Demonstrating Large Language Models on Robots

Google DeepMind

Paper ID 24

Nominated for Best Demo Paper

Session 3. Self-supervision and RL for Manipulation

Demo

Poster Session Tuesday, July 11

Poster 24

Abstract: Robots may benefit from large language models (LLMs), which have demonstrated strong reasoning capabilities across various domains. This demonstration includes several systems based on recent methods that integrate LLMs on robots: SayCan, Socratic Models, Inner Monologue, and Code as Policies. While each algorithm highlights a different mode of grounding, they all share a common system-level structure in that they use LLMs to take as input natural language instructions and generate robot plans in the form of step-by-step procedures or code.
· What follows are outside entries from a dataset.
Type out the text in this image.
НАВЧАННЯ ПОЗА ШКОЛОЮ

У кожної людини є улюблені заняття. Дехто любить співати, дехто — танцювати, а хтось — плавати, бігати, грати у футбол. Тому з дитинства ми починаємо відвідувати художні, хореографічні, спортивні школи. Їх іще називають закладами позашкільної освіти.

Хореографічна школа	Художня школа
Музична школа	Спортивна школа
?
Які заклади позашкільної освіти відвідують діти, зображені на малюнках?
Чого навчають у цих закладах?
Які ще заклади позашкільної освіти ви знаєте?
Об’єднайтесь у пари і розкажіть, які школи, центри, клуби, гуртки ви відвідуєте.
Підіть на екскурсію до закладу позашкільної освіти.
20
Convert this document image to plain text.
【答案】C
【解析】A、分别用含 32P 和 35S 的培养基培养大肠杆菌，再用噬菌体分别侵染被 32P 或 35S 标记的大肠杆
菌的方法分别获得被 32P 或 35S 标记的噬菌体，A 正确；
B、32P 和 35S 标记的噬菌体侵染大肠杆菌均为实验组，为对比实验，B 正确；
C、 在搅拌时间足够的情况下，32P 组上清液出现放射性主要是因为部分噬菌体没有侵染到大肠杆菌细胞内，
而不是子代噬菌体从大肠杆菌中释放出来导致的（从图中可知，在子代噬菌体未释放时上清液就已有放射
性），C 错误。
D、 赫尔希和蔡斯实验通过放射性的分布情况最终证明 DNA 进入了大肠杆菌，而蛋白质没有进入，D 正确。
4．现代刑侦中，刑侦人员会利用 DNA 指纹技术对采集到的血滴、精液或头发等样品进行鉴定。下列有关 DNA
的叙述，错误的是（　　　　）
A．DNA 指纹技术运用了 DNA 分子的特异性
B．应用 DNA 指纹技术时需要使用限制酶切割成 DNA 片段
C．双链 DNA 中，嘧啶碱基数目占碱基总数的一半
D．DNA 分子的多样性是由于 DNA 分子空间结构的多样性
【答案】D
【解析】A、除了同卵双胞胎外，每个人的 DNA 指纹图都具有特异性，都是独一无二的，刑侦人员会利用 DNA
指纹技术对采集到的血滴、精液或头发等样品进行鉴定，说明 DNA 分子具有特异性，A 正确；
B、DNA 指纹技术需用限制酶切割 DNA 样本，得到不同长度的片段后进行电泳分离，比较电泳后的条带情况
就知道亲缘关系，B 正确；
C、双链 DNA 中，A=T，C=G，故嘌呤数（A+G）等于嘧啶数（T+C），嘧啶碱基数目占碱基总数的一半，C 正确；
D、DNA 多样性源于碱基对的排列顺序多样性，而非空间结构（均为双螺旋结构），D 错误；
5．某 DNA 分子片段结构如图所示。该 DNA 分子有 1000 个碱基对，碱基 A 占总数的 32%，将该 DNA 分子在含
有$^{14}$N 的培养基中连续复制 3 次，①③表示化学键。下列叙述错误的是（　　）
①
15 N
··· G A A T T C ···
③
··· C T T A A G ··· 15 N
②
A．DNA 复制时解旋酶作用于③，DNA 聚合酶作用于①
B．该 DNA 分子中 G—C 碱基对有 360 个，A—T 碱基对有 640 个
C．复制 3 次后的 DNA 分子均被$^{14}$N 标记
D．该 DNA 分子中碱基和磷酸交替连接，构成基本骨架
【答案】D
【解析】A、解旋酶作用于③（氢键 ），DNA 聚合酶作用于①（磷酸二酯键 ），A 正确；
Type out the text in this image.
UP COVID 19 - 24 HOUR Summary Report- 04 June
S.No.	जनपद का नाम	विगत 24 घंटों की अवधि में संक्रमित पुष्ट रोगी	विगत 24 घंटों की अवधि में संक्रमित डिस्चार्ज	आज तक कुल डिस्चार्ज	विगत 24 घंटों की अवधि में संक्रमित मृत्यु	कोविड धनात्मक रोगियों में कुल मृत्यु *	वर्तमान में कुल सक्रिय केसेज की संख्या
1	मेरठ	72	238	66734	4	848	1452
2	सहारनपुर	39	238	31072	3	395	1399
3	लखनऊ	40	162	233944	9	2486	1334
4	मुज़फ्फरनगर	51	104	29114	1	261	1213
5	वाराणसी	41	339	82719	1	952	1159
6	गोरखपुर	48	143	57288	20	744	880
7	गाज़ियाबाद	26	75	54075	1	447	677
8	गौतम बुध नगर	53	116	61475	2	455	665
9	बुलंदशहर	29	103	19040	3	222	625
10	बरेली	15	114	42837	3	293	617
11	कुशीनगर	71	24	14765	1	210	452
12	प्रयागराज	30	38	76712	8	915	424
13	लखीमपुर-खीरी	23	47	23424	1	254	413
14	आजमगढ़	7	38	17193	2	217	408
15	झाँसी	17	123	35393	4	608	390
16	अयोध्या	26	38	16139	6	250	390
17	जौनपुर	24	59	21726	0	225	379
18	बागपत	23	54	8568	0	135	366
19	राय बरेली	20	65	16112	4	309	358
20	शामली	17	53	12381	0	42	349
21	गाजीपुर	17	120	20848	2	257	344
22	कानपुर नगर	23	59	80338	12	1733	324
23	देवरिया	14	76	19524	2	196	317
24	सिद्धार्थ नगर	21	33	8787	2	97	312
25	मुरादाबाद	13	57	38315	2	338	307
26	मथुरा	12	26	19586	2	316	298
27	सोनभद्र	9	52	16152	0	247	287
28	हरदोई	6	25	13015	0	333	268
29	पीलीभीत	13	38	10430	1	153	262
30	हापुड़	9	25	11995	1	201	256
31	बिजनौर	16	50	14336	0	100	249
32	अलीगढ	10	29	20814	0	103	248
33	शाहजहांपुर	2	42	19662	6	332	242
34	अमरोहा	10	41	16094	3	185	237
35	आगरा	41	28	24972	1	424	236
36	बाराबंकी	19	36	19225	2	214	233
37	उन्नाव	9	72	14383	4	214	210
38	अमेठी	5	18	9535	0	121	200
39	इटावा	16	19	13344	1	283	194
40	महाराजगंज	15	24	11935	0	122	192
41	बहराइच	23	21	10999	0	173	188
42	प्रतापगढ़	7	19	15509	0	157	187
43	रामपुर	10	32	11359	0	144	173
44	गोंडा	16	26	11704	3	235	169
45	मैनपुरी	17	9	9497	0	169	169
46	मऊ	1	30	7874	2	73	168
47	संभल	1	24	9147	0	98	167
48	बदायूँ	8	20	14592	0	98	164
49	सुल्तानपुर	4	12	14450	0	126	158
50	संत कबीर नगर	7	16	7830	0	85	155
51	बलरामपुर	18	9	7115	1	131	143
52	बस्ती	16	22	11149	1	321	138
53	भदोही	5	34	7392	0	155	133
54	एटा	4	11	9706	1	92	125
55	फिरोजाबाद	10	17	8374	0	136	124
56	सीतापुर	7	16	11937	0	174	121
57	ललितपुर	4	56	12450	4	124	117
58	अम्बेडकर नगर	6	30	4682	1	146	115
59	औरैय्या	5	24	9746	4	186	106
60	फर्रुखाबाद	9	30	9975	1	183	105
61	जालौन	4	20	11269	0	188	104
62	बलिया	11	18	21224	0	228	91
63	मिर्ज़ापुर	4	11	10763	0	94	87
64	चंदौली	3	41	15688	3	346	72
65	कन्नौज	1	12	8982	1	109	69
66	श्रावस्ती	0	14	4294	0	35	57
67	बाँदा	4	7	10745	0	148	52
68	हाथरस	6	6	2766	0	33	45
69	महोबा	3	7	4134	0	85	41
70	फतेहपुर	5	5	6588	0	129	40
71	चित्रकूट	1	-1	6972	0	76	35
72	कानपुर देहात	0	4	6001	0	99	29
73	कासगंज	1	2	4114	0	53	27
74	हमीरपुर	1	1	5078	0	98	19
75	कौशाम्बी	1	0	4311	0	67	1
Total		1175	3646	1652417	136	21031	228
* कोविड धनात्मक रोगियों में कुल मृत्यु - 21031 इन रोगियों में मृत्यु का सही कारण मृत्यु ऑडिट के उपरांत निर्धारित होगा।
This structure provides several practical perks for demonstration in that (i) we can use existing video chat interfaces to instruct the robot by typing commands and broadcasting its movements in action via video streaming, (ii) one can seamlessly switch between interfaces that communicate with different robots, and (iii) this can all be done remotely on a laptop, where the robots on real hardware can be held on standby in the lab ready to run on command. Our tentative plan is to show at least one system running on real hardware remotely – Inner Monologue or Code as Policies, and solicit task instructions from a live audience. Time-permitting we may also demonstrate the other systems available to run on real hardware. Otherwise, we will present recorded videos of past runs. We will link to open-source code, and conclude with a discussion of open research questions in the area.